Люси вынуждена была остановиться. Она, перегнувшись, открыла заднюю дверцу. Собака тут же запрыгнула на заднее сиденье и уселась с таким видом, как будто они с Люси договорились тут встретиться. В машине запахло мокрой собакой.
– Это твоя собака? – спросила Марина.
– Нет. Она теряться. Ждать помощь.
– Что же делать?
– Звонить телефон. Ждать хозяин, – спокойно объяснила Люси.
Марина посмотрела на собаку. На ее шее был кожаный ошейник, на ошейнике – медная табличка. На табличке, должно быть, все данные, включая телефон хозяев.
Собака дрожала от холода и стресса. Возможно, она потерялась давно – сутки или двое – и столько же не ела.

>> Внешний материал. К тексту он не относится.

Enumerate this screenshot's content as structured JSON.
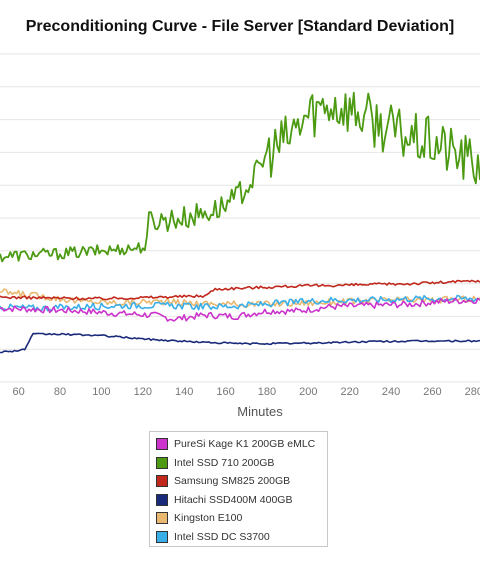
{
  "chart_data": {
    "type": "line",
    "title": "Preconditioning Curve - File Server [Standard Deviation]",
    "xlabel": "Minutes",
    "ylabel": "",
    "xlim": [
      51,
      283
    ],
    "ylim": [
      0,
      12
    ],
    "x_ticks": [
      "60",
      "80",
      "100",
      "120",
      "140",
      "160",
      "180",
      "200",
      "220",
      "240",
      "260",
      "280"
    ],
    "grid": true,
    "legend_position": "bottom-center",
    "series": [
      {
        "name": "PureSi Kage K1 200GB eMLC",
        "color": "#cc33cc",
        "points": [
          [
            51,
            2.7
          ],
          [
            70,
            2.65
          ],
          [
            90,
            2.6
          ],
          [
            110,
            2.5
          ],
          [
            125,
            2.45
          ],
          [
            135,
            2.3
          ],
          [
            150,
            2.45
          ],
          [
            165,
            2.4
          ],
          [
            180,
            2.6
          ],
          [
            195,
            2.6
          ],
          [
            210,
            2.75
          ],
          [
            230,
            2.8
          ],
          [
            250,
            2.85
          ],
          [
            265,
            2.95
          ],
          [
            283,
            3.0
          ]
        ]
      },
      {
        "name": "Intel SSD 710 200GB",
        "color": "#4b9a12",
        "points": [
          [
            51,
            4.6
          ],
          [
            80,
            4.7
          ],
          [
            100,
            4.8
          ],
          [
            122,
            4.95
          ],
          [
            123,
            5.9
          ],
          [
            140,
            6.0
          ],
          [
            155,
            6.3
          ],
          [
            163,
            6.6
          ],
          [
            172,
            7.3
          ],
          [
            180,
            8.3
          ],
          [
            190,
            8.9
          ],
          [
            200,
            9.8
          ],
          [
            210,
            10.2
          ],
          [
            220,
            10.0
          ],
          [
            235,
            9.4
          ],
          [
            250,
            8.9
          ],
          [
            262,
            8.7
          ],
          [
            272,
            8.3
          ],
          [
            283,
            7.9
          ]
        ]
      },
      {
        "name": "Samsung SM825 200GB",
        "color": "#c0281c",
        "points": [
          [
            51,
            3.1
          ],
          [
            100,
            3.05
          ],
          [
            125,
            3.1
          ],
          [
            150,
            3.15
          ],
          [
            155,
            3.4
          ],
          [
            190,
            3.5
          ],
          [
            220,
            3.55
          ],
          [
            250,
            3.6
          ],
          [
            283,
            3.7
          ]
        ]
      },
      {
        "name": "Hitachi SSD400M 400GB",
        "color": "#1a2a7a",
        "points": [
          [
            51,
            1.1
          ],
          [
            60,
            1.15
          ],
          [
            63,
            1.2
          ],
          [
            67,
            1.75
          ],
          [
            80,
            1.75
          ],
          [
            100,
            1.7
          ],
          [
            125,
            1.55
          ],
          [
            150,
            1.45
          ],
          [
            170,
            1.4
          ],
          [
            200,
            1.42
          ],
          [
            230,
            1.48
          ],
          [
            260,
            1.5
          ],
          [
            283,
            1.5
          ]
        ]
      },
      {
        "name": "Kingston E100",
        "color": "#e8b870",
        "points": [
          [
            51,
            3.3
          ],
          [
            70,
            3.15
          ],
          [
            90,
            2.95
          ],
          [
            110,
            2.9
          ],
          [
            125,
            2.95
          ],
          [
            140,
            2.9
          ],
          [
            160,
            2.85
          ],
          [
            180,
            2.85
          ],
          [
            200,
            2.9
          ],
          [
            220,
            2.95
          ],
          [
            240,
            3.0
          ],
          [
            260,
            3.0
          ],
          [
            283,
            3.05
          ]
        ]
      },
      {
        "name": "Intel SSD DC S3700",
        "color": "#3aaee8",
        "points": [
          [
            51,
            2.75
          ],
          [
            70,
            2.7
          ],
          [
            90,
            2.75
          ],
          [
            110,
            2.8
          ],
          [
            130,
            2.8
          ],
          [
            150,
            2.75
          ],
          [
            170,
            2.8
          ],
          [
            190,
            2.9
          ],
          [
            210,
            3.0
          ],
          [
            230,
            3.0
          ],
          [
            250,
            3.05
          ],
          [
            270,
            3.05
          ],
          [
            283,
            3.05
          ]
        ]
      }
    ]
  }
}
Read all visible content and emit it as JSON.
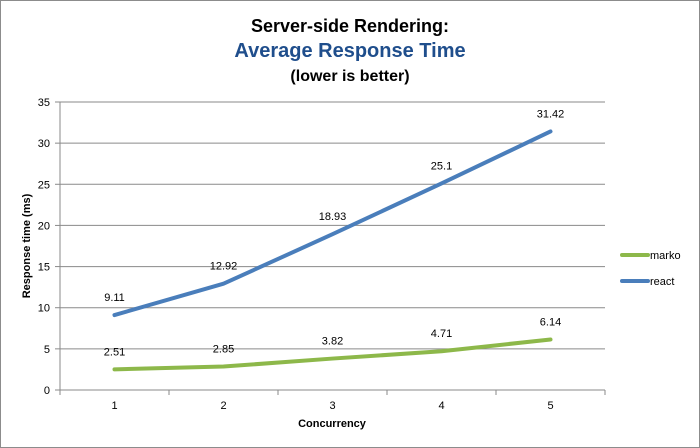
{
  "chart_data": {
    "type": "line",
    "title": "Server-side Rendering:",
    "subtitle": "Average Response Time",
    "note": "(lower is better)",
    "xlabel": "Concurrency",
    "ylabel": "Response time (ms)",
    "categories": [
      "1",
      "2",
      "3",
      "4",
      "5"
    ],
    "ylim": [
      0,
      35
    ],
    "yticks": [
      "0",
      "5",
      "10",
      "15",
      "20",
      "25",
      "30",
      "35"
    ],
    "grid": true,
    "legend_position": "right",
    "series": [
      {
        "name": "marko",
        "color": "#8db84a",
        "values": [
          2.51,
          2.85,
          3.82,
          4.71,
          6.14
        ],
        "labels": [
          "2.51",
          "2.85",
          "3.82",
          "4.71",
          "6.14"
        ]
      },
      {
        "name": "react",
        "color": "#4a7ebb",
        "values": [
          9.11,
          12.92,
          18.93,
          25.1,
          31.42
        ],
        "labels": [
          "9.11",
          "12.92",
          "18.93",
          "25.1",
          "31.42"
        ]
      }
    ],
    "title_colors": {
      "title": "#000000",
      "subtitle": "#1f4e8c",
      "note": "#000000"
    }
  }
}
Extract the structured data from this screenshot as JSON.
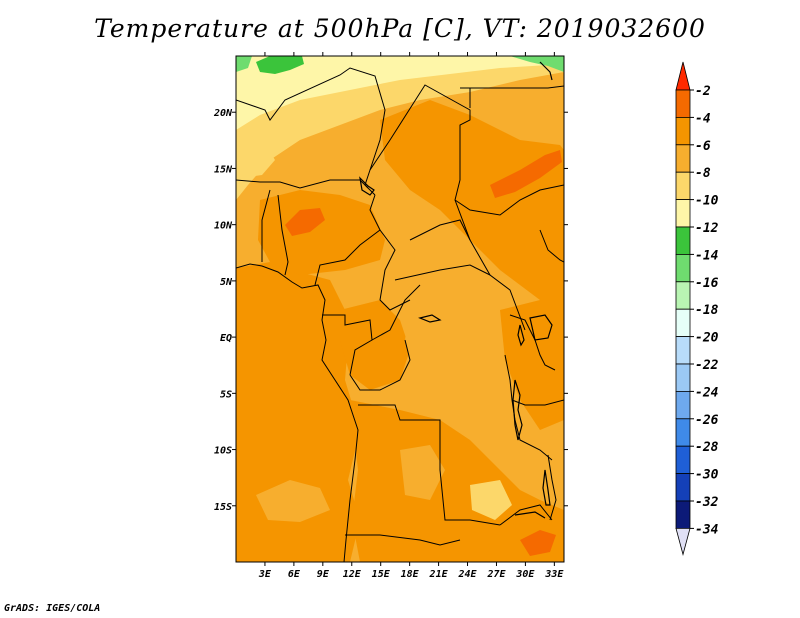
{
  "title": "Temperature at 500hPa [C], VT: 2019032600",
  "credit": "GrADS: IGES/COLA",
  "map": {
    "projection": "latlon",
    "lon_range": [
      0,
      34
    ],
    "lat_range": [
      -20,
      25
    ],
    "lon_ticks": [
      "3E",
      "6E",
      "9E",
      "12E",
      "15E",
      "18E",
      "21E",
      "24E",
      "27E",
      "30E",
      "33E"
    ],
    "lat_ticks": [
      "20N",
      "15N",
      "10N",
      "5N",
      "EQ",
      "5S",
      "10S",
      "15S"
    ],
    "variable": "temperature",
    "level": "500hPa",
    "units": "C",
    "valid_time": "2019032600"
  },
  "colorbar": {
    "labels": [
      "-2",
      "-4",
      "-6",
      "-8",
      "-10",
      "-12",
      "-14",
      "-16",
      "-18",
      "-20",
      "-22",
      "-24",
      "-26",
      "-28",
      "-30",
      "-32",
      "-34"
    ],
    "colors": [
      "#ff2a00",
      "#f56a00",
      "#f59500",
      "#f7ae2e",
      "#fcd76a",
      "#fef6a8",
      "#3bc43b",
      "#6fdc6f",
      "#b9f5b3",
      "#e6fff8",
      "#b8dcfa",
      "#9bc9f5",
      "#6ea9ee",
      "#3f8ae8",
      "#1f5fd6",
      "#1440b8",
      "#0c1a78",
      "#e0e0f5"
    ]
  }
}
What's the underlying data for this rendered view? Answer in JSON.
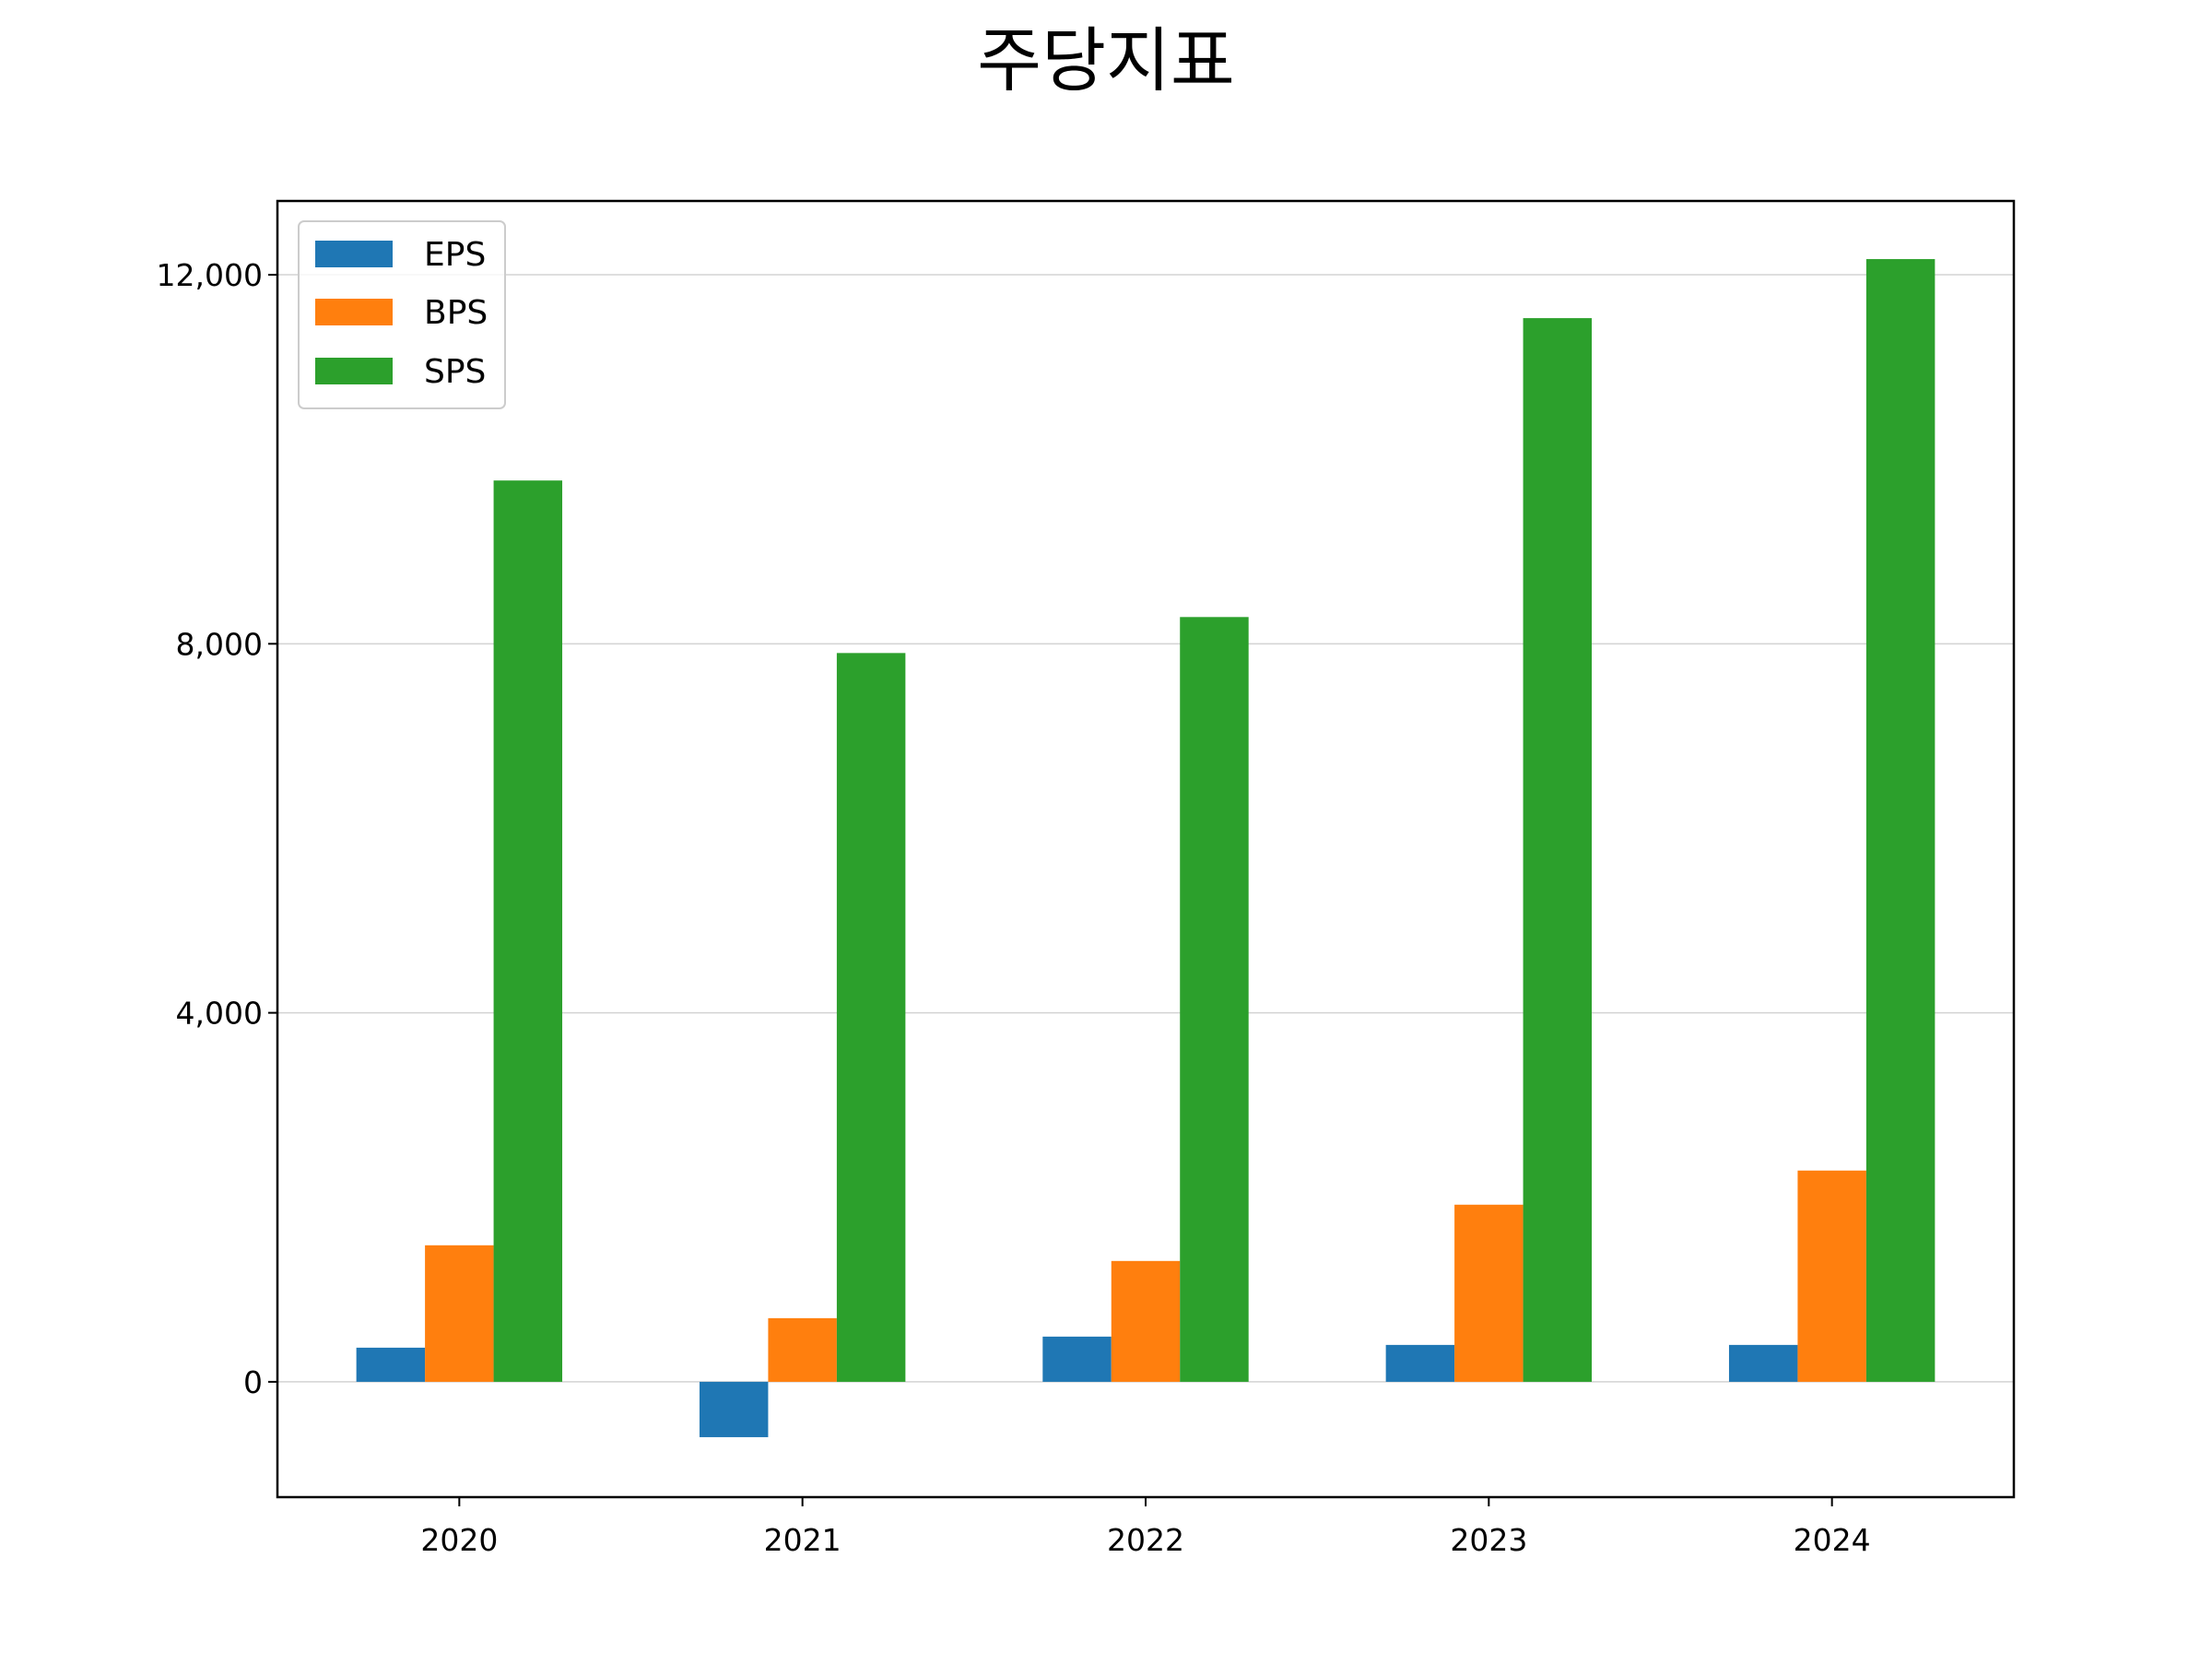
{
  "chart_data": {
    "type": "bar",
    "title": "주당지표",
    "xlabel": "",
    "ylabel": "",
    "categories": [
      "2020",
      "2021",
      "2022",
      "2023",
      "2024"
    ],
    "series": [
      {
        "name": "EPS",
        "color": "#1f77b4",
        "values": [
          370,
          -600,
          490,
          400,
          400
        ]
      },
      {
        "name": "BPS",
        "color": "#ff7f0e",
        "values": [
          1480,
          690,
          1310,
          1920,
          2290
        ]
      },
      {
        "name": "SPS",
        "color": "#2ca02c",
        "values": [
          9770,
          7900,
          8290,
          11530,
          12170
        ]
      }
    ],
    "ylim": [
      -1250,
      12800
    ],
    "yticks": [
      0,
      4000,
      8000,
      12000
    ],
    "ytick_labels": [
      "0",
      "4,000",
      "8,000",
      "12,000"
    ],
    "grid": "y",
    "legend_position": "upper-left"
  }
}
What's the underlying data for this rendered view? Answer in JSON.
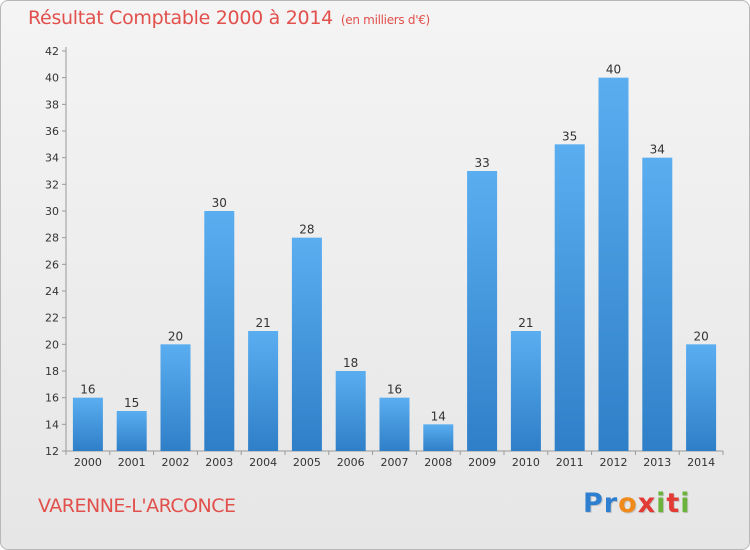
{
  "chart_data": {
    "type": "bar",
    "title": "Résultat Comptable 2000 à 2014",
    "subtitle": "(en milliers d'€)",
    "categories": [
      "2000",
      "2001",
      "2002",
      "2003",
      "2004",
      "2005",
      "2006",
      "2007",
      "2008",
      "2009",
      "2010",
      "2011",
      "2012",
      "2013",
      "2014"
    ],
    "values": [
      16,
      15,
      20,
      30,
      21,
      28,
      18,
      16,
      14,
      33,
      21,
      35,
      40,
      34,
      20
    ],
    "ylim": [
      12,
      42
    ],
    "yticks": [
      12,
      14,
      16,
      18,
      20,
      22,
      24,
      26,
      28,
      30,
      32,
      34,
      36,
      38,
      40,
      42
    ],
    "xlabel": "",
    "ylabel": "",
    "grid": false,
    "bar_color": "#3f8fd6"
  },
  "place_name": "VARENNE-L'ARCONCE",
  "logo": {
    "letters": [
      "P",
      "r",
      "o",
      "x",
      "i",
      "t",
      "i"
    ],
    "colors": [
      "#2e7fd0",
      "#2e7fd0",
      "#ef8a1d",
      "#e23a35",
      "#6bb33a",
      "#e23a35",
      "#6bb33a"
    ]
  }
}
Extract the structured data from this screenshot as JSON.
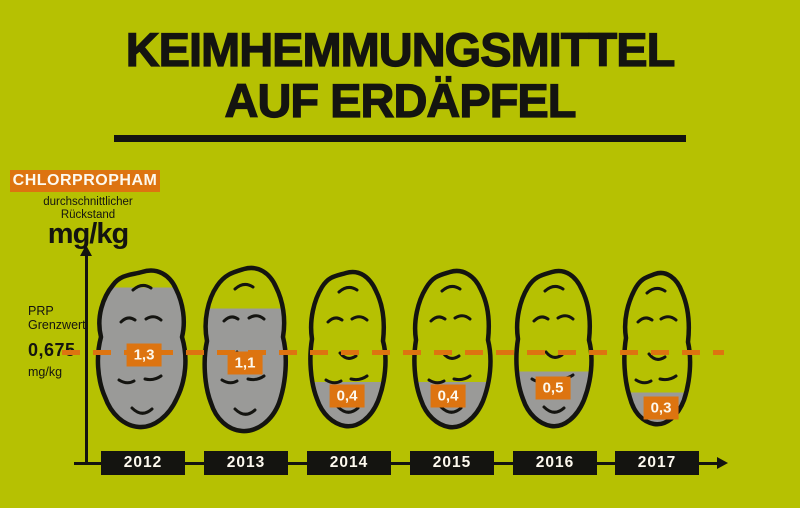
{
  "header": {
    "title_line1": "KEIMHEMMUNGSMITTEL",
    "title_line2": "AUF ERDÄPFEL"
  },
  "legend": {
    "substance": "CHLORPROPHAM",
    "descriptor_line1": "durchschnittlicher",
    "descriptor_line2": "Rückstand",
    "unit": "mg/kg"
  },
  "threshold_labels": {
    "line1": "PRP",
    "line2": "Grenzwert",
    "value": "0,675",
    "unit": "mg/kg"
  },
  "colors": {
    "background": "#b6c102",
    "accent_orange": "#dd7410",
    "fill_gray": "#9a9a98",
    "ink_black": "#141410",
    "text_white": "#fdf9ee"
  },
  "chart_data": {
    "type": "bar",
    "variant": "pictogram-potato-fill",
    "title": "KEIMHEMMUNGSMITTEL AUF ERDÄPFEL",
    "series_name": "Chlorpropham durchschnittlicher Rückstand",
    "unit": "mg/kg",
    "categories": [
      "2012",
      "2013",
      "2014",
      "2015",
      "2016",
      "2017"
    ],
    "values": [
      1.3,
      1.1,
      0.4,
      0.4,
      0.5,
      0.3
    ],
    "value_labels": [
      "1,3",
      "1,1",
      "0,4",
      "0,4",
      "0,5",
      "0,3"
    ],
    "threshold": {
      "name": "PRP Grenzwert",
      "value": 0.675,
      "label": "0,675",
      "unit": "mg/kg"
    },
    "ylim": [
      0,
      1.55
    ],
    "xlabel": "",
    "ylabel": "mg/kg",
    "grid": false,
    "legend_position": "top-left"
  }
}
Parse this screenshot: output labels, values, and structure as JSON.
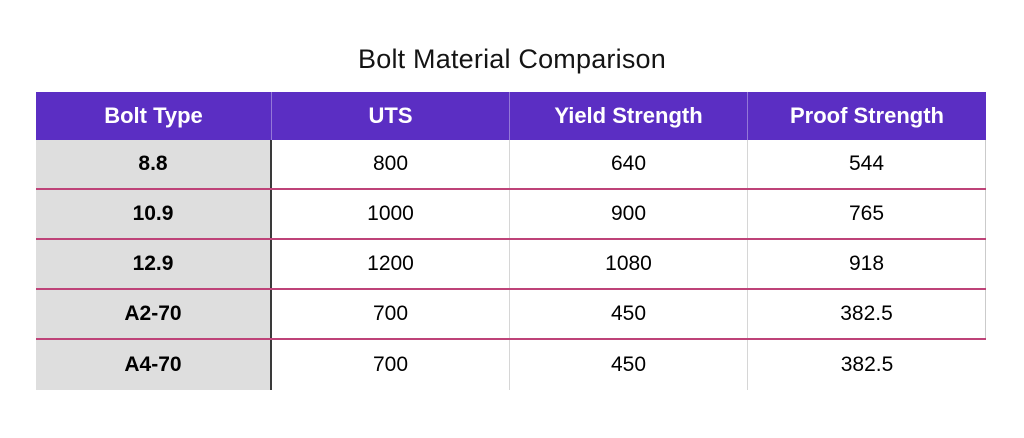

Собака посмотрела на Марину, как будто спросила: ну, что ждем? Поехали?
Машина тронулась вперед, к дому Люси.
Проехали церквушку. Еще вверх – и открылась плоская терраса с аккуратной зеленью. На ней – каменный дом с широкими крыльями. Приехали.
Люси первым делом выпустила собаку и тут же пошла звонить.
Потом быстро соорудила кастрюлю похлебки, нарвала туда ветчины. Поставила перед собакой. Собака опустила морду, живот ее судорожно ходил.